State Rep. Sean Scanlon, a Democrat who is running for state comptroller, noted that all Republicans in the legislature voted this year against Lamont’s tax-cutting proposals that have been enacted into law.

“Bob chided Governor Lamont for delivering the child tax credit, suspending the gas tax, making public transportation free, and establishing the highest earned income tax credit in Connecticut’s history,’' Scanlon said. “Now, he’s making promises he can’t keep to avoid proposing a real plan.”

In addition, Stefanowski says he would stop collecting 200 different taxes and fees that generate just 0.22% of state revenues - adding that the state is currently wasting time and energy in collecting small fees that generate about $50 million in a massive state budget of $24.2 billion annually.

Responding to changes by the federal government under then-President Donald J. Trump, Stefanowski would allow taxpayers to deduct as much as $10,000 for property taxes on their state income tax. The money would be deducted from their taxable income — meaning the actual savings would be about $600 in fewer taxes paid.

The reason, he said, is the federal limit on state and local taxes — known as the SALT deduction that is now capped at $10,000 per couple. The legislature’s nonpartisan fiscal office says that the biggest beneficiaries of the SALT deduction in the past have been the richest residents because they pay the highest property taxes that often exceed $10,000 per year. As a result, they have been the most impacted, officials said.

Among those earning more than $1 million per year, the deductions are among the highest in the nation, at nearly $330,000, the office said. Taxpayers earning between $75,000 and $100,000 per year would pay additional taxes, on average, of only $19 per year, the research office said.

Lamont’s tax cuts of nearly $650 million include increasing the property tax credit to a maximum of $300 per tax filer, up from the previous $200. The credit is effective for the 2022 calendar year and can be received when residents file their taxes before April 15, 2023.

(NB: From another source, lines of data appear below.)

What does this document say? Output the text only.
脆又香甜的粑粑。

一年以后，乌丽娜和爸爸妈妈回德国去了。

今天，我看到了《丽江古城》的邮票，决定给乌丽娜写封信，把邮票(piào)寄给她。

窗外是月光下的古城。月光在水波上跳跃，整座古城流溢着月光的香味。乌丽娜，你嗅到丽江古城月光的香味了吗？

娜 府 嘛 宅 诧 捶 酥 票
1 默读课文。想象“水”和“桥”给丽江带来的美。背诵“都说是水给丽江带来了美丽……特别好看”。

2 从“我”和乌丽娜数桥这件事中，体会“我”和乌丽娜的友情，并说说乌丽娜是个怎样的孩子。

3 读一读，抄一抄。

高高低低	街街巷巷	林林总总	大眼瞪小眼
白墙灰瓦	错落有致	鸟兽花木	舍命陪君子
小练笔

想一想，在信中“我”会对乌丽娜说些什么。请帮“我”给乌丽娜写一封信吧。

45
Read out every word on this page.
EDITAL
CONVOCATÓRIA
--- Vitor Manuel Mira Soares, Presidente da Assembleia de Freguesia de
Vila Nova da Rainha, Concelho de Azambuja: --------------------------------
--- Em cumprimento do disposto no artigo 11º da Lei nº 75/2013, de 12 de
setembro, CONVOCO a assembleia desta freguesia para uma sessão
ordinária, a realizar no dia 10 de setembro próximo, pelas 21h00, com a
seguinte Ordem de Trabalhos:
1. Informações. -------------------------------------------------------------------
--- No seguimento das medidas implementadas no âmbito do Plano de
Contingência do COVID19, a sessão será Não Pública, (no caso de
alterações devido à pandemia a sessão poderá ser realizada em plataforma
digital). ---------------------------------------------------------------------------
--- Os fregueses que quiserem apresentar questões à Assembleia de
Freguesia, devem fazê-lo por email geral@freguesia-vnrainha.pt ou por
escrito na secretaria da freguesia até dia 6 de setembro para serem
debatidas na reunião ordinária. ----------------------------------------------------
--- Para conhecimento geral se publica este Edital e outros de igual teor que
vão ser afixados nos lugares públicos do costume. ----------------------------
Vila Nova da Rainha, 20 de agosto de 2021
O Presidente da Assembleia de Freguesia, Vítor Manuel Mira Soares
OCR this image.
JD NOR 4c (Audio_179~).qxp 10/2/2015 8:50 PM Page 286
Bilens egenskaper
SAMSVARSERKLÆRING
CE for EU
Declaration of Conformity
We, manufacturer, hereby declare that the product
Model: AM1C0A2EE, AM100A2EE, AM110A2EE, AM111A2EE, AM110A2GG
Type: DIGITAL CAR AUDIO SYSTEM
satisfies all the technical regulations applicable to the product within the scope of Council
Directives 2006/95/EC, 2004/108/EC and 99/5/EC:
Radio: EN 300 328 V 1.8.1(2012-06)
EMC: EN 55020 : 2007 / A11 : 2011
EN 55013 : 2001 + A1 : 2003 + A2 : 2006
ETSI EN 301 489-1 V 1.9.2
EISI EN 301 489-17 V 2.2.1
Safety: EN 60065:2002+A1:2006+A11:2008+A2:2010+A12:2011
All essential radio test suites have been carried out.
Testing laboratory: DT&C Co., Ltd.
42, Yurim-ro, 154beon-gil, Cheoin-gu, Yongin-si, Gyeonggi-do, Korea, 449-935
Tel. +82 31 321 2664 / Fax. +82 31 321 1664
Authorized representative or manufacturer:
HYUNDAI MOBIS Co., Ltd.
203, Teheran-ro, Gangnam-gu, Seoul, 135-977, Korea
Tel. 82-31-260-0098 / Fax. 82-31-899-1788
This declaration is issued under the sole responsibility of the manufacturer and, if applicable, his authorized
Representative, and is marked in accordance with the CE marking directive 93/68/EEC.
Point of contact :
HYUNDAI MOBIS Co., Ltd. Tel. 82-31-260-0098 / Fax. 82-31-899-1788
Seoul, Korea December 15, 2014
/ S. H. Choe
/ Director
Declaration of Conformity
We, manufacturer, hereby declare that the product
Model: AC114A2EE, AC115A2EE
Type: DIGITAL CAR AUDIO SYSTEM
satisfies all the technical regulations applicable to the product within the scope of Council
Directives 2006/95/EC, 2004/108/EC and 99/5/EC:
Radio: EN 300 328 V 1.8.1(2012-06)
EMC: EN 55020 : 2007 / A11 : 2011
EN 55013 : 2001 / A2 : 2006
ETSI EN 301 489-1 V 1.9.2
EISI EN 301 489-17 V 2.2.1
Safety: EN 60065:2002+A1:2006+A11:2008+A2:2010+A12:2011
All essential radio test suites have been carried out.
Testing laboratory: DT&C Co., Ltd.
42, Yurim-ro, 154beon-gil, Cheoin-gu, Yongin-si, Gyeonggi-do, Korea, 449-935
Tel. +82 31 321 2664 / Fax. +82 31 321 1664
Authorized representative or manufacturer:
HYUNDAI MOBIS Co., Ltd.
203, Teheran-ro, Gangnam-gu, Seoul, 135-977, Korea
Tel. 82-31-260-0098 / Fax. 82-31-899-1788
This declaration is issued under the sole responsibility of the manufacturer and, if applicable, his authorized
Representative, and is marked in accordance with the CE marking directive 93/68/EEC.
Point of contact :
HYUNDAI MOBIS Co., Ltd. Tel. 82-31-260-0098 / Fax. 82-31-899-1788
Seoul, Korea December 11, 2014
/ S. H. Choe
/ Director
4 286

The cuts also include reducing car taxes for about 75 of the state’s 169 municipalities. Communities with low mill rates, such as Greenwich and New Canaan, would see no reductions in car taxes.

The legislature and Lamont also enacted a child tax credit of $250 per child for a maximum of three children — meaning a reduction of $750 for the year from the state income tax. The credit is designed to help 600,000 children who are currently claimed as dependents on state tax returns. Single parents earning up to $100,000 and couples earning up to $200,000 per year are eligible for the temporary credit, which lasts for only one year.